For QA teams, a successful software testing process starts long before the actual test occurs.

Testing enables teams to identify and address potential problems before they affect users. It could be a small application or one with millions of people accessing it each day. In either case, QA professionals must test the software to ensure performance efficiency and reliability.

To perform this QA, testers can follow six key phases of the software testing lifecycle.
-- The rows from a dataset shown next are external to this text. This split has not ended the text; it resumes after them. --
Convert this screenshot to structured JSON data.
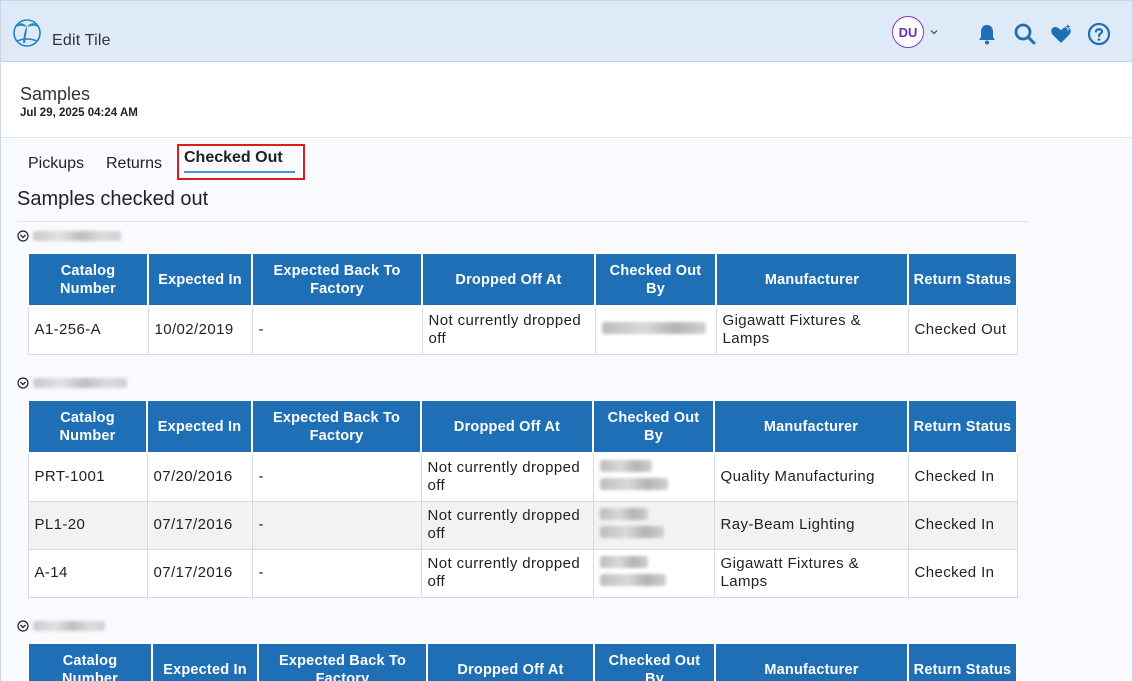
{
  "header": {
    "app_title": "Edit Tile",
    "avatar_initials": "DU",
    "brand_color": "#1e6fb5",
    "accent_color": "#7a3fbf"
  },
  "page": {
    "title": "Samples",
    "date": "Jul 29, 2025 04:24 AM"
  },
  "tabs": [
    {
      "label": "Pickups",
      "active": false
    },
    {
      "label": "Returns",
      "active": false
    },
    {
      "label": "Checked Out",
      "active": true
    }
  ],
  "section_title": "Samples checked out",
  "columns": [
    "Catalog Number",
    "Expected In",
    "Expected Back To Factory",
    "Dropped Off At",
    "Checked Out By",
    "Manufacturer",
    "Return Status"
  ],
  "groups": [
    {
      "rows": [
        {
          "catalog": "A1-256-A",
          "expected_in": "10/02/2019",
          "expected_back": "-",
          "dropped_off": "Not currently dropped off",
          "manufacturer": "Gigawatt Fixtures & Lamps",
          "status": "Checked Out"
        }
      ]
    },
    {
      "rows": [
        {
          "catalog": "PRT-1001",
          "expected_in": "07/20/2016",
          "expected_back": "-",
          "dropped_off": "Not currently dropped off",
          "manufacturer": "Quality Manufacturing",
          "status": "Checked In"
        },
        {
          "catalog": "PL1-20",
          "expected_in": "07/17/2016",
          "expected_back": "-",
          "dropped_off": "Not currently dropped off",
          "manufacturer": "Ray-Beam Lighting",
          "status": "Checked In"
        },
        {
          "catalog": "A-14",
          "expected_in": "07/17/2016",
          "expected_back": "-",
          "dropped_off": "Not currently dropped off",
          "manufacturer": "Gigawatt Fixtures & Lamps",
          "status": "Checked In"
        }
      ]
    },
    {
      "rows": []
    }
  ]
}
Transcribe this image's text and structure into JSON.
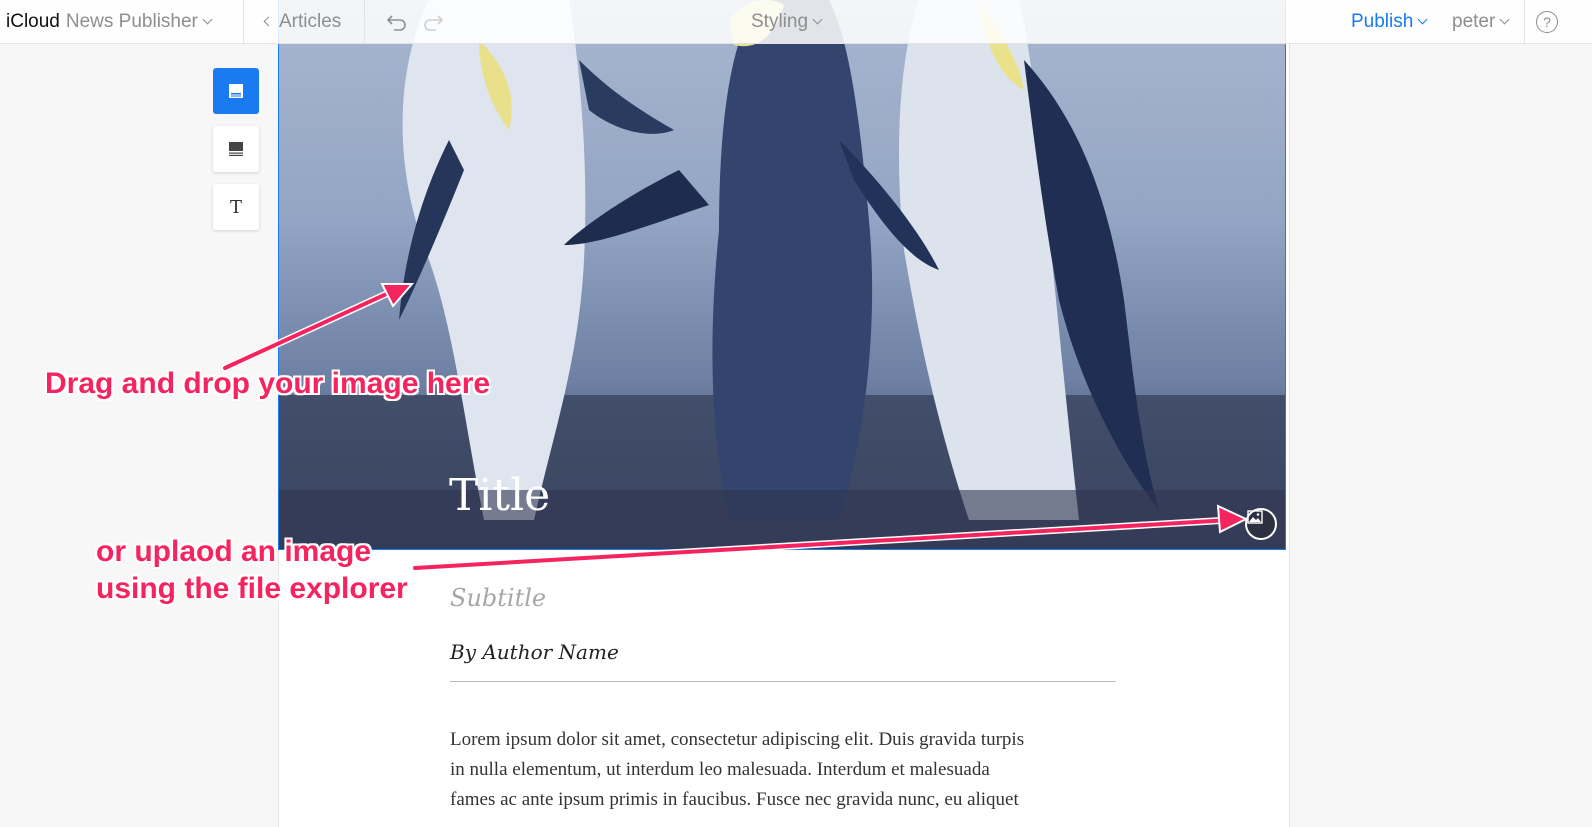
{
  "topbar": {
    "brand": "iCloud",
    "app_name": "News Publisher",
    "back_label": "Articles",
    "styling_label": "Styling",
    "publish_label": "Publish",
    "user_label": "peter",
    "help_label": "?"
  },
  "tools": [
    {
      "name": "header-layout-icon",
      "active": true
    },
    {
      "name": "image-block-icon",
      "active": false
    },
    {
      "name": "text-block-icon",
      "label": "T",
      "active": false
    }
  ],
  "article": {
    "title": "Title",
    "subtitle": "Subtitle",
    "byline": "By Author Name",
    "body_lines": [
      "Lorem ipsum dolor sit amet, consectetur adipiscing elit. Duis gravida turpis",
      "in nulla elementum, ut interdum leo malesuada. Interdum et malesuada",
      "fames ac ante ipsum primis in faucibus. Fusce nec gravida nunc, eu aliquet"
    ]
  },
  "annotations": {
    "drag_drop": "Drag and drop your image here",
    "upload_line1": "or uplaod an image",
    "upload_line2": "using the file explorer"
  },
  "colors": {
    "accent": "#1a7af0",
    "annotation": "#f5245e"
  }
}
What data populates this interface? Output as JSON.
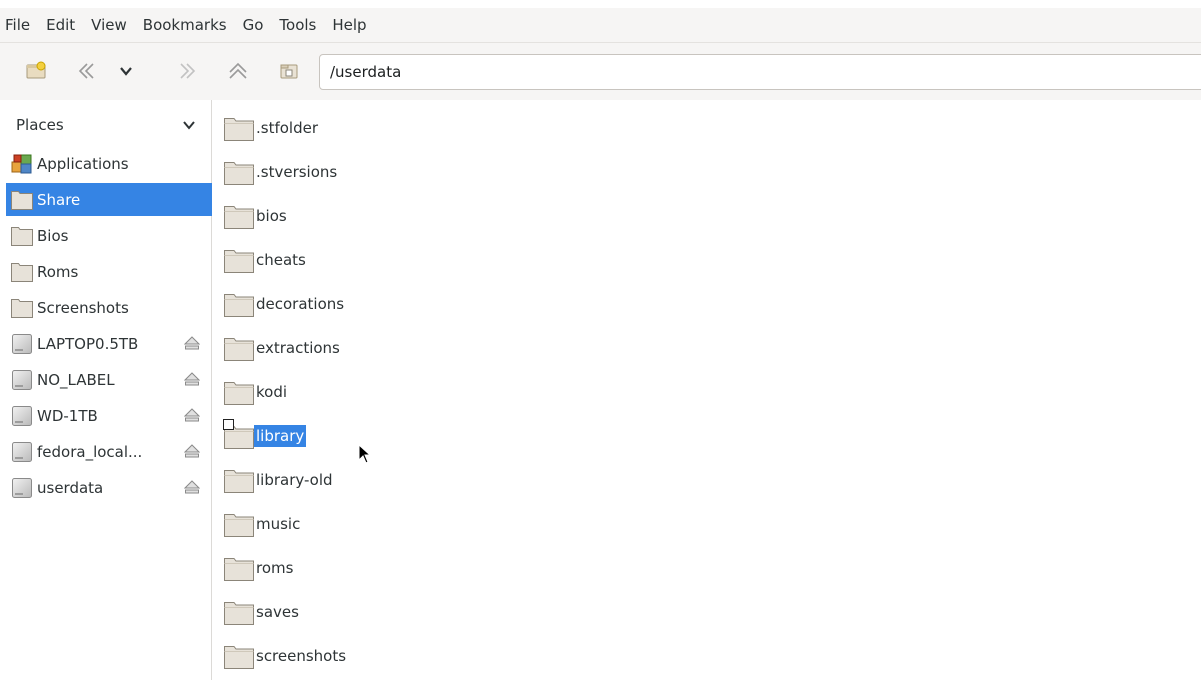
{
  "menubar": {
    "items": [
      "File",
      "Edit",
      "View",
      "Bookmarks",
      "Go",
      "Tools",
      "Help"
    ]
  },
  "toolbar": {
    "buttons": [
      "new-window-icon",
      "back-icon",
      "history-dropdown-icon",
      "forward-icon",
      "up-icon",
      "home-icon"
    ],
    "location": "/userdata"
  },
  "sidebar": {
    "header": "Places",
    "items": [
      {
        "label": "Applications",
        "icon": "applications-icon"
      },
      {
        "label": "Share",
        "icon": "folder-icon",
        "selected": true
      },
      {
        "label": "Bios",
        "icon": "folder-icon"
      },
      {
        "label": "Roms",
        "icon": "folder-icon"
      },
      {
        "label": "Screenshots",
        "icon": "folder-icon"
      },
      {
        "label": "LAPTOP0.5TB",
        "icon": "drive-icon",
        "eject": true
      },
      {
        "label": "NO_LABEL",
        "icon": "drive-icon",
        "eject": true
      },
      {
        "label": "WD-1TB",
        "icon": "drive-icon",
        "eject": true
      },
      {
        "label": "fedora_local...",
        "icon": "drive-icon",
        "eject": true
      },
      {
        "label": "userdata",
        "icon": "drive-icon",
        "eject": true
      }
    ]
  },
  "files": [
    {
      "name": ".stfolder"
    },
    {
      "name": ".stversions"
    },
    {
      "name": "bios"
    },
    {
      "name": "cheats"
    },
    {
      "name": "decorations"
    },
    {
      "name": "extractions"
    },
    {
      "name": "kodi"
    },
    {
      "name": "library",
      "selected": true,
      "symlink": true
    },
    {
      "name": "library-old"
    },
    {
      "name": "music"
    },
    {
      "name": "roms"
    },
    {
      "name": "saves"
    },
    {
      "name": "screenshots"
    }
  ],
  "colors": {
    "selection": "#3584e4",
    "folder_fill": "#e7e2d9",
    "folder_stroke": "#8b8579"
  }
}
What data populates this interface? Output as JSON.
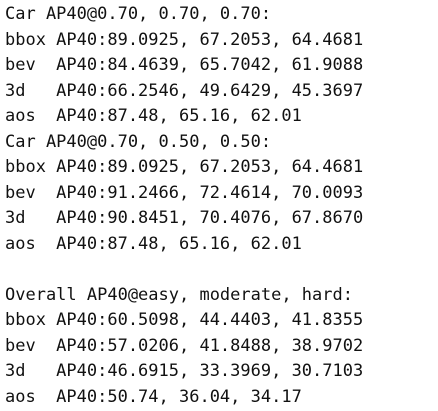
{
  "output": {
    "lines": [
      "Car AP40@0.70, 0.70, 0.70:",
      "bbox AP40:89.0925, 67.2053, 64.4681",
      "bev  AP40:84.4639, 65.7042, 61.9088",
      "3d   AP40:66.2546, 49.6429, 45.3697",
      "aos  AP40:87.48, 65.16, 62.01",
      "Car AP40@0.70, 0.50, 0.50:",
      "bbox AP40:89.0925, 67.2053, 64.4681",
      "bev  AP40:91.2466, 72.4614, 70.0093",
      "3d   AP40:90.8451, 70.4076, 67.8670",
      "aos  AP40:87.48, 65.16, 62.01",
      "",
      "Overall AP40@easy, moderate, hard:",
      "bbox AP40:60.5098, 44.4403, 41.8355",
      "bev  AP40:57.0206, 41.8488, 38.9702",
      "3d   AP40:46.6915, 33.3969, 30.7103",
      "aos  AP40:50.74, 36.04, 34.17"
    ]
  }
}
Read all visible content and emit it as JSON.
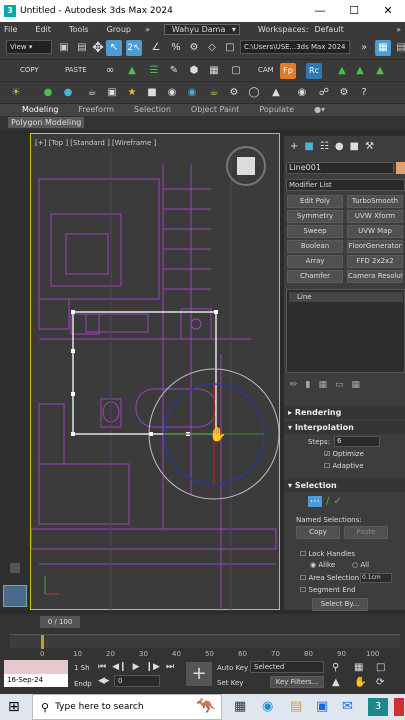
{
  "window": {
    "title": "Untitled - Autodesk 3ds Max 2024"
  },
  "menu": [
    "File",
    "Edit",
    "Tools",
    "Group",
    "»"
  ],
  "workspace": {
    "user": "Wahyu Dama",
    "label": "Workspaces:",
    "value": "Default"
  },
  "toolbar": {
    "view_mode": "View",
    "path": "C:\\Users\\USE...3ds Max 2024",
    "copy": "COPY",
    "paste": "PASTE",
    "cam": "CAM"
  },
  "ribbon": {
    "tabs": [
      "Modeling",
      "Freeform",
      "Selection",
      "Object Paint",
      "Populate"
    ],
    "sub": "Polygon Modeling"
  },
  "viewport": {
    "label": "[+] [Top ] [Standard ] [Wireframe ]"
  },
  "panel": {
    "object_name": "Line001",
    "modifier_list": "Modifier List",
    "modifiers": [
      "Edit Poly",
      "TurboSmooth",
      "Symmetry",
      "UVW Xform",
      "Sweep",
      "UVW Map",
      "Boolean",
      "FloorGenerator",
      "Array",
      "FFD 2x2x2",
      "Chamfer",
      "Camera Resolution"
    ],
    "stack_item": "Line",
    "rendering": "Rendering",
    "interpolation": "Interpolation",
    "steps_label": "Steps:",
    "steps_value": "6",
    "optimize": "Optimize",
    "adaptive": "Adaptive",
    "selection": "Selection",
    "named_selections": "Named Selections:",
    "copy": "Copy",
    "paste": "Paste",
    "lock_handles": "Lock Handles",
    "alike": "Alike",
    "all": "All",
    "area_selection": "Area Selection",
    "area_value": "0.1cm",
    "segment_end": "Segment End",
    "select_by": "Select By..."
  },
  "timeline": {
    "frame": "0 / 100",
    "ticks": [
      "0",
      "10",
      "20",
      "30",
      "40",
      "50",
      "60",
      "70",
      "80",
      "90",
      "100"
    ]
  },
  "status": {
    "date": "16-Sep-24",
    "lsh": "1 Sh",
    "endp": "Endp",
    "frame_value": "0",
    "auto_key": "Auto Key",
    "set_key": "Set Key",
    "selected": "Selected",
    "key_filters": "Key Filters..."
  },
  "taskbar": {
    "search_placeholder": "Type here to search"
  }
}
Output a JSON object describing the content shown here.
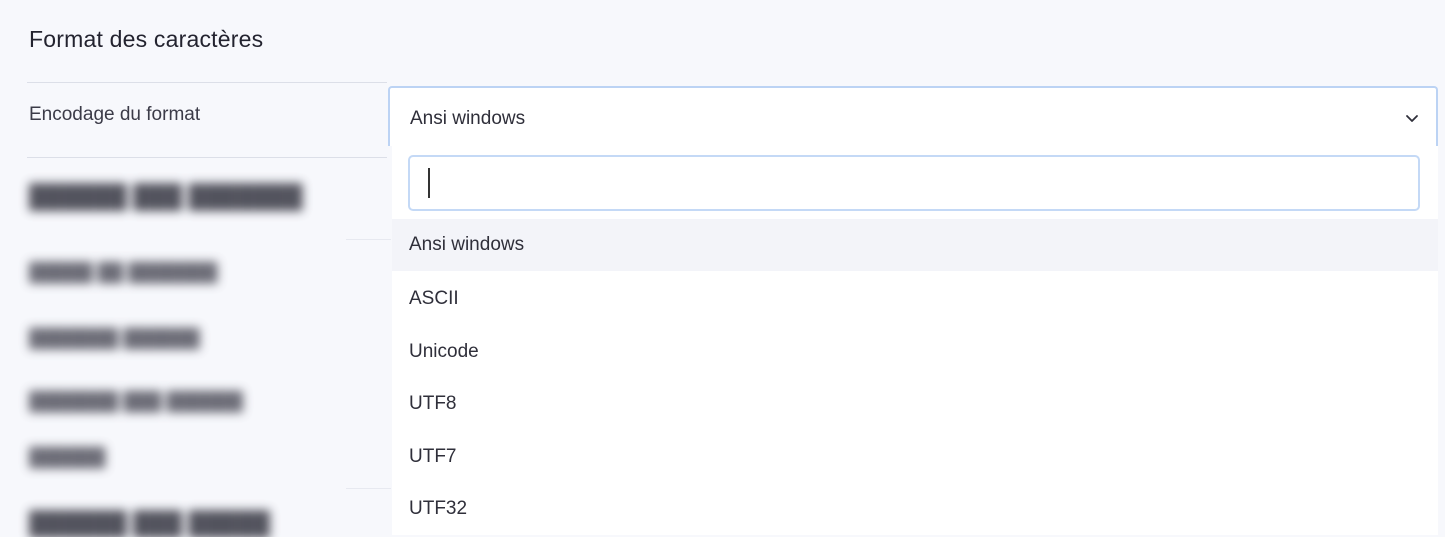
{
  "section": {
    "title": "Format des caractères"
  },
  "encoding_field": {
    "label": "Encodage du format",
    "selected_value": "Ansi windows"
  },
  "dropdown": {
    "search_value": "",
    "options": [
      {
        "label": "Ansi windows",
        "highlighted": true
      },
      {
        "label": "ASCII"
      },
      {
        "label": "Unicode"
      },
      {
        "label": "UTF8"
      },
      {
        "label": "UTF7"
      },
      {
        "label": "UTF32"
      }
    ]
  },
  "icons": {
    "select_chevron": "chevron-down-icon"
  },
  "colors": {
    "background": "#f7f8fc",
    "select_border": "#bcd3f4",
    "option_highlight": "#f3f4f9"
  }
}
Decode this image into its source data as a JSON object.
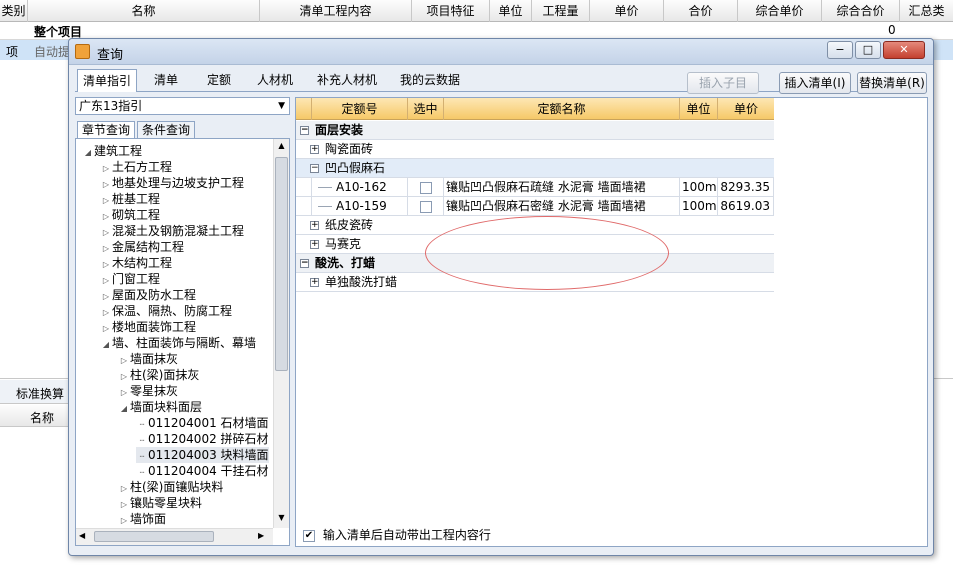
{
  "background": {
    "columns": [
      "类别",
      "名称",
      "清单工程内容",
      "项目特征",
      "单位",
      "工程量",
      "单价",
      "合价",
      "综合单价",
      "综合合价",
      "汇总类"
    ],
    "row1": {
      "name": "整个项目",
      "total": "0"
    },
    "row2": {
      "type": "项",
      "name": "自动提"
    },
    "lower_tab": "标准换算",
    "lower_col": "名称"
  },
  "dialog": {
    "title": "查询",
    "tabs": [
      "清单指引",
      "清单",
      "定额",
      "人材机",
      "补充人材机",
      "我的云数据"
    ],
    "buttons": {
      "insert_child": "插入子目",
      "insert_list": "插入清单(I)",
      "replace_list": "替换清单(R)"
    },
    "combo_value": "广东13指引",
    "subtabs": [
      "章节查询",
      "条件查询"
    ],
    "tree": [
      {
        "label": "建筑工程",
        "indent": 0,
        "open": true
      },
      {
        "label": "土石方工程",
        "indent": 1
      },
      {
        "label": "地基处理与边坡支护工程",
        "indent": 1
      },
      {
        "label": "桩基工程",
        "indent": 1
      },
      {
        "label": "砌筑工程",
        "indent": 1
      },
      {
        "label": "混凝土及钢筋混凝土工程",
        "indent": 1
      },
      {
        "label": "金属结构工程",
        "indent": 1
      },
      {
        "label": "木结构工程",
        "indent": 1
      },
      {
        "label": "门窗工程",
        "indent": 1
      },
      {
        "label": "屋面及防水工程",
        "indent": 1
      },
      {
        "label": "保温、隔热、防腐工程",
        "indent": 1
      },
      {
        "label": "楼地面装饰工程",
        "indent": 1
      },
      {
        "label": "墙、柱面装饰与隔断、幕墙",
        "indent": 1,
        "open": true
      },
      {
        "label": "墙面抹灰",
        "indent": 2
      },
      {
        "label": "柱(梁)面抹灰",
        "indent": 2
      },
      {
        "label": "零星抹灰",
        "indent": 2
      },
      {
        "label": "墙面块料面层",
        "indent": 2,
        "open": true
      },
      {
        "label": "011204001  石材墙面",
        "indent": 3,
        "leaf": true
      },
      {
        "label": "011204002  拼碎石材",
        "indent": 3,
        "leaf": true
      },
      {
        "label": "011204003  块料墙面",
        "indent": 3,
        "leaf": true,
        "selected": true
      },
      {
        "label": "011204004  干挂石材",
        "indent": 3,
        "leaf": true
      },
      {
        "label": "柱(梁)面镶贴块料",
        "indent": 2
      },
      {
        "label": "镶贴零星块料",
        "indent": 2
      },
      {
        "label": "墙饰面",
        "indent": 2
      }
    ],
    "grid": {
      "headers": [
        "定额号",
        "选中",
        "定额名称",
        "单位",
        "单价"
      ],
      "rows": [
        {
          "kind": "group",
          "label": "面层安装",
          "exp": "−"
        },
        {
          "kind": "sub",
          "label": "陶瓷面砖",
          "exp": "+"
        },
        {
          "kind": "sub",
          "label": "凹凸假麻石",
          "exp": "−",
          "highlight": true
        },
        {
          "kind": "item",
          "code": "A10-162",
          "name": "镶贴凹凸假麻石疏缝 水泥膏 墙面墙裙",
          "unit": "100m2",
          "price": "8293.35"
        },
        {
          "kind": "item",
          "code": "A10-159",
          "name": "镶贴凹凸假麻石密缝 水泥膏 墙面墙裙",
          "unit": "100m2",
          "price": "8619.03"
        },
        {
          "kind": "sub",
          "label": "纸皮瓷砖",
          "exp": "+"
        },
        {
          "kind": "sub",
          "label": "马赛克",
          "exp": "+"
        },
        {
          "kind": "group",
          "label": "酸洗、打蜡",
          "exp": "−"
        },
        {
          "kind": "sub",
          "label": "单独酸洗打蜡",
          "exp": "+"
        }
      ]
    },
    "auto_checkbox_label": "输入清单后自动带出工程内容行"
  },
  "colors": {
    "header_gold": "#f6c968",
    "selection_blue": "#cfe3f7",
    "annotation_red": "#e06a6a"
  }
}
6 key phases of software testing lifecycle

Many QA professionals follow well-established software testing lifecycle phases to ensure an application performs as expected.

1. Requirement analysis

During this phase, testers map the environments in which the software will run and determine who will use the app. They should consider any possible outcome that can occur, both immediately and in the future. Once this phase is over, the actual planning starts.

2. Test planning

Here is when QA professionals think about what's needed to complete the test and meet objectives. For example, they should consider the following:

  • what is needed to test an application that's running in Kubernetes;
  • whether it's necessary to test how the application will scale;
  • how many users can access the application before it scales; and
  • how many resources, such as CPU and memory, the application has before scaling out.

If those are all requirements, testing for Kubernetes will not be complete until all those requirements are met. Testers should plan for as many testing scenarios as they can think of.

Factors every QA professional should consider

There are many factors to think about during software testing, including the following:

  • where, geographically, users are going to connect to the app;
  • which OSes people will use to interact with the software;
  • where the software will be hosted, such as in the cloud or on premises; and
  • potential software bugs.

The types of infrastructure on which the application will run can make testing more complex. For example, if the software will potentially run on VMs, serverless platforms and containers, testing must occur for each of those environments.

3. Test case development

After QA professionals plan their tests -- and what they will test -- they must determine the technical details for each test case. For example, if it is necessary to deploy an application to Kubernetes to test it, the testers will need a Kubernetes manifest and some automation scripts to get the application up and running.

Details QA professionals should collect in the test case development phase include the following:

  • any necessary automation code;
  • where to store the automation code and who will need access to it;
  • who's running the tests; and
  • written-out test cases.

4. Test environment setup

In this stage of the software testing lifecycle, QA professionals should identify where the tests will run. For example, if a Kubernetes cluster is needed to perform testing, QA should implement one of the several options to deploy one. These include a local computer via Minikube, the cloud or an on-premises cluster.

Of these three options, a Kubernetes cloud service is likely the easiest and fastest way to deploy a testing environment. The reason being: Teams won't need to spend as much time configuring and managing the underlying infrastructure. The goal is to create a testing environment as efficiently as possible, while ensuring that the environment accurately mirrors how users will interact with the application.

5. Test execution

All QA engineers should have shared access to the testing environment and associated code. Contrastingly, it's not a best practice for team members to all store code on their local computers. Instead, testers should store the code in GitHub and execute the automation code via a CI/CD pipeline. This way, the entire team has access to the code, understands how it runs and sees the results.

6. Test reporting

Without reports, tests aren't entirely helpful. Stakeholders, including vice presidents and directors, may want to see initial test reports to understand if an application works as expected.

In this business-centric phase, management will review how the software performs and, from there, decide how to move forward. Management will look for answers to questions like the following:

  • Will the app deploy to production?
  • Does the code need tweaks?
  • Are there any bugs?

Accordingly, the report should include as many details as possible about the testing results.